That’s so Toronto

By: Nathan Martin

Depending on where you are in the world, something as simple as a greeting can either be considered protocol, or entirely off-side. For instance, if you were to take a leisurely stroll down the streets of St. John’s, Nfld., you might hear such salutations as, “Where ya to b’y?” followed by a response of equal enthusiasm and slang. Walk down that same street and give that same person a “New York” hello, equipped with an F-bomb or two, and see what a man looks like when he sees a ghost.

Co-founder of the social publishing platform, Jeffrey Howard says that no matter what aspect of life one is talking about, in Toronto, fashion is always involved.

“There seems to be almost a pretentious model of conduct when it comes to any sort of etiquette in Toronto,” he says. “Image is everything. How you conduct yourself personally is almost as important as how you conduct your business.”

Howard, a Queen’s University grad, says that whether you are a “fan” of this sort of thing or not, in order to be successful, you have to buy in.

“Depending on where you are in the world there are simply different business customs that a person needs to buy into. In Toronto, this requires an interest in fashion and material things. The watch you wear or the style you are pulling off in a meeting with a potential young investor can be crucial to a first impression.”


What does business have to do with fashion? Everything.

As important as fashion is in business, know your audience. A group of 45-year-old men won’t exactly be thrilled with your presentation if you’re experimenting with pastel colours in your suit combinations. Conversely, a young and energetic group may appreciate a little flare in your wardrobe.


If you meet an interesting person, be prepared to hear their pitch for a movie idea, clothing line, or some special company that they invented that is going to change the world like Mark Zuckerburg.

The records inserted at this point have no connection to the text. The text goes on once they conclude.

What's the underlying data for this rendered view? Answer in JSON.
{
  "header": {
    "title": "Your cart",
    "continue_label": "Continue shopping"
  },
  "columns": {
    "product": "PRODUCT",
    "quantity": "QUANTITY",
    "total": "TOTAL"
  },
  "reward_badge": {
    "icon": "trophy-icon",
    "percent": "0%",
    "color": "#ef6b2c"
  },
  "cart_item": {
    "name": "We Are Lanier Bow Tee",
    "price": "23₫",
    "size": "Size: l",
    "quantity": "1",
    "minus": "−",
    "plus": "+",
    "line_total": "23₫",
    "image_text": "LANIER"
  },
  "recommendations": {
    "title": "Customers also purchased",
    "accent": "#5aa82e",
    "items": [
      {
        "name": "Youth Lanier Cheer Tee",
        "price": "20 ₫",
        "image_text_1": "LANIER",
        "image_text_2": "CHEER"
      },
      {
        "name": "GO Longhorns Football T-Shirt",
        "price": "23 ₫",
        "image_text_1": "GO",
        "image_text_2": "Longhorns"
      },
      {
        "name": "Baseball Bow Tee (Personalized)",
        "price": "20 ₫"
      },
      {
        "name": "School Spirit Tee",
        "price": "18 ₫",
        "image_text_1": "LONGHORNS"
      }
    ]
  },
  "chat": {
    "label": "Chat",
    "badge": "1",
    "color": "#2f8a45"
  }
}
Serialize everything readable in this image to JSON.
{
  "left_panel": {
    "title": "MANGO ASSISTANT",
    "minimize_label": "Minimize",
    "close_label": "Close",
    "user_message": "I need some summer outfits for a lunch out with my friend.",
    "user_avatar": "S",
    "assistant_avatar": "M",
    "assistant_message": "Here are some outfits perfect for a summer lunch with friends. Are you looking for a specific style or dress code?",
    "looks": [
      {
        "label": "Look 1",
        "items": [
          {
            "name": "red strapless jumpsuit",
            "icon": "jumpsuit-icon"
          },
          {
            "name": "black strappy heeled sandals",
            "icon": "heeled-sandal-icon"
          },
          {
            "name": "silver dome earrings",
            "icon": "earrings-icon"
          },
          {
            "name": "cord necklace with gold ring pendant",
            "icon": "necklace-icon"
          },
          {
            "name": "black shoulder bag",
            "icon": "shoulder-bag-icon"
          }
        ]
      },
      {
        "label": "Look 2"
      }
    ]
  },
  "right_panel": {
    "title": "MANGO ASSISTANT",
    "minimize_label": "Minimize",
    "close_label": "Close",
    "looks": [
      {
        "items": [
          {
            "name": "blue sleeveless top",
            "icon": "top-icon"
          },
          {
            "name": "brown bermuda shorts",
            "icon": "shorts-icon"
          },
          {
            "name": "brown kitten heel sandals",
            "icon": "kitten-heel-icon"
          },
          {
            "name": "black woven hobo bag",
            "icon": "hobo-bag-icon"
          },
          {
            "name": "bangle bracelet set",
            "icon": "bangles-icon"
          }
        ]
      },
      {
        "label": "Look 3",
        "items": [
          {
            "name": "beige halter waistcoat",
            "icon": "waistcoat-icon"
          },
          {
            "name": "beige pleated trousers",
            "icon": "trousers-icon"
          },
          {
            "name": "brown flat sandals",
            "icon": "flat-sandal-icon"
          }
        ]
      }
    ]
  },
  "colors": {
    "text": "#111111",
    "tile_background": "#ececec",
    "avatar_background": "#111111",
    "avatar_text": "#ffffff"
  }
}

Toronto folks don’t need Facebook display photos.

This is where you want to plug the next big event at your bar. This is good for two reasons: it makes it seem as if you’re a super fun person, and convincing people to go to your bar is the only way to stomach working every Thursday, Friday and Saturday night. “$2 Tequila Bonanza!!”


When getting on a bus or subway, there is no etiquette. Period.

If you constantly find yourself in a standing roll on the bus or subway, you’re going to want to work on a good lean that incorporates a wide stance. Looking unstable on a bus isn’t going to get you anywhere in this world.